Preferably the whipstock of the present invention can be a composite material that can be injection molded or fabricated from a blank. It can be at least 80% composite or other durable non-metallic substance that is somewhat flexible and not brittle. It can have fiber reinforcement. If desired, the whipstock can be up to fully non-metallic. Making the whipstock this way cuts down on the manufacturing time and reduces cost. Metallic whipstocks require milling away a lot of steel to produce the ramp. Another advantage of the non-metallic whipstock is if it has to be milled out. In that case the procedure is so much quicker. In negotiating well deviations the non-metallic whipstock will run in faster and will be less likely to get stuck. The resulting rigidity can be very comparable to the steel whipstocks while providing the needed column strength with stiffeners and still retaining some degree of flexibility for running in to deviated bores.

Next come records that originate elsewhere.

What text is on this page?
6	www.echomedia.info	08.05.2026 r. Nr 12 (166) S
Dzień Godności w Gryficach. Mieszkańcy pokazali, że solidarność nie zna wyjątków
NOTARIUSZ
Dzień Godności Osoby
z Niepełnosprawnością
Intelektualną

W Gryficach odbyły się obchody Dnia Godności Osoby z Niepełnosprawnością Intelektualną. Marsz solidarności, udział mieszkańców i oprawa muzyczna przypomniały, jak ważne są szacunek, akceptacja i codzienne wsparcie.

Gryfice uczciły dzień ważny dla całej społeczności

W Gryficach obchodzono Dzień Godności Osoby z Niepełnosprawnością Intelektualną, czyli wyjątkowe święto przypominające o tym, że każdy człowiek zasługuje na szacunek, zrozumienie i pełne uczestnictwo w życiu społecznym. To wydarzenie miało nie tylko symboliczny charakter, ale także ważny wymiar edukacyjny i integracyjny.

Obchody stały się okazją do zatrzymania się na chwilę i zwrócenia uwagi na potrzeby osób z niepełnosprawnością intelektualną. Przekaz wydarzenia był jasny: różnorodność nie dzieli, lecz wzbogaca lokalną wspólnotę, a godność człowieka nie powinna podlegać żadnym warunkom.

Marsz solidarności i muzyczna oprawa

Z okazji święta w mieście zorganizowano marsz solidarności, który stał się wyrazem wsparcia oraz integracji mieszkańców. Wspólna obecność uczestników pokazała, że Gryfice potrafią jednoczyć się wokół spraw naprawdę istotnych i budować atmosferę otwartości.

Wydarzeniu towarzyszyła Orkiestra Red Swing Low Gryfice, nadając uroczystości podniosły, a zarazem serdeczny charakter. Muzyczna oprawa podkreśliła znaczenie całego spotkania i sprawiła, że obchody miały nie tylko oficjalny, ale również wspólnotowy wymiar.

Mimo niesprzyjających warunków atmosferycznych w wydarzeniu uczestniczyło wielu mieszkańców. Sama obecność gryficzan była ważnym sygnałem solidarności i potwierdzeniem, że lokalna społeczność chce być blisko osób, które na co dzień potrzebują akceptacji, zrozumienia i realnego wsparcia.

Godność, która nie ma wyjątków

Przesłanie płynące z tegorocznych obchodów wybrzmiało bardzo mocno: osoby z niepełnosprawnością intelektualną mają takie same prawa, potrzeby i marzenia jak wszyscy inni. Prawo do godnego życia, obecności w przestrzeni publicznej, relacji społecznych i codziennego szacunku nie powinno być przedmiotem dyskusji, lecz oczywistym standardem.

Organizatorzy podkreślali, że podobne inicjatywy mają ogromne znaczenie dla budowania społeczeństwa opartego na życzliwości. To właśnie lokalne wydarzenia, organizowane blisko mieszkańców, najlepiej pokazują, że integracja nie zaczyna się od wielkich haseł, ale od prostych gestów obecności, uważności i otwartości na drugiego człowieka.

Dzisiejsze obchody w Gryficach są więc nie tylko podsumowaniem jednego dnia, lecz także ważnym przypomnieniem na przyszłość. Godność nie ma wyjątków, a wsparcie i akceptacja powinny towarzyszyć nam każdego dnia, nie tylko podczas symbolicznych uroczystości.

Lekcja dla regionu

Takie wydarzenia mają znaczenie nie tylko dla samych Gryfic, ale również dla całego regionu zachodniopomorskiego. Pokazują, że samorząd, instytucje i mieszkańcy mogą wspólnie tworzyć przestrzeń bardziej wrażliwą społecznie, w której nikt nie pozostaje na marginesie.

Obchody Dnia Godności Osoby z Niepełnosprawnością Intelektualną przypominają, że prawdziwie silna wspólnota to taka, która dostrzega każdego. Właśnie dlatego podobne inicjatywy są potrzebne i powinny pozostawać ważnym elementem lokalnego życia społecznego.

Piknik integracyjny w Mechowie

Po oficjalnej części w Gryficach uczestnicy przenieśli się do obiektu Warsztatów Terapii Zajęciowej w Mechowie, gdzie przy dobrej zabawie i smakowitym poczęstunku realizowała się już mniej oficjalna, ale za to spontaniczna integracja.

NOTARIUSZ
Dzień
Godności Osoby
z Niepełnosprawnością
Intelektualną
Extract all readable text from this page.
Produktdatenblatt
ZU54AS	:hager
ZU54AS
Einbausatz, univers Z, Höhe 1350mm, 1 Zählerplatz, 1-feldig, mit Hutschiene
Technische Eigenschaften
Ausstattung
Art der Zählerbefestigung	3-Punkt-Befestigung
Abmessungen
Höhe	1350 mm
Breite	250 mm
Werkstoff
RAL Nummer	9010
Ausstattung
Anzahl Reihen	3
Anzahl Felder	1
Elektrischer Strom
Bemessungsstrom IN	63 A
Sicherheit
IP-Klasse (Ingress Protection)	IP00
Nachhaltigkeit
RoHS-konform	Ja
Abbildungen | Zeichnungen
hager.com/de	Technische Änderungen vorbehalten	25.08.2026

Those skilled in the art will appreciate that “non-metallic” is intended to refer to the degree of use of other materials and can encompass a 100% composite design, for example, as well as including as design that may be 80% composite and the rest metallic as illustrated by using the bottom sub 46 or the slide 54 in FIG. 7.

The above description is illustrative of the preferred embodiment and many modifications may be made by those skilled in the art without departing from the invention whose scope is to be determined from the literal and equivalent scope of the claims below:

Claims

1. A whipstock assembly for forming a window downhole in a surface that defines a wellbore, the assembly adapted to be supported from an anchor secured to the surface that defines the wellbore, comprising:

a body further comprising a ramp wherein said body is non-metallic, said body is formed having a connection adjacent a lower end thereof for engagement with a support;

said ramp further comprises a non-metallic sloping outer surface, said ramp and said non-metallic body providing structural support for a contacting metallic plate secured to said sloping outer surface and substantially covering said ramp, said plate contacted by a mill for forming the window;

said metallic plate supported through said body with a through the body member to transmit load imparted by the mill to said metallic plate through said body and directly to said support.

2. The assembly of claim 1, wherein:

said support comprises a solid bottom sub for sole structural support of said body without use of adhesive between said body and said surface that defines the wellbore;

said bottom sub selectively secured to said anchor off the wellbore bottom, said anchor secured to said inside surface that defines the wellbore.

3. The assembly of claim 2, wherein:

said body comprises a bore extending from said ramp, and said through the body member connected to said plate and extending in said bore.

4. The assembly of claim 3, wherein:

said through the body member rests on said bottom sub.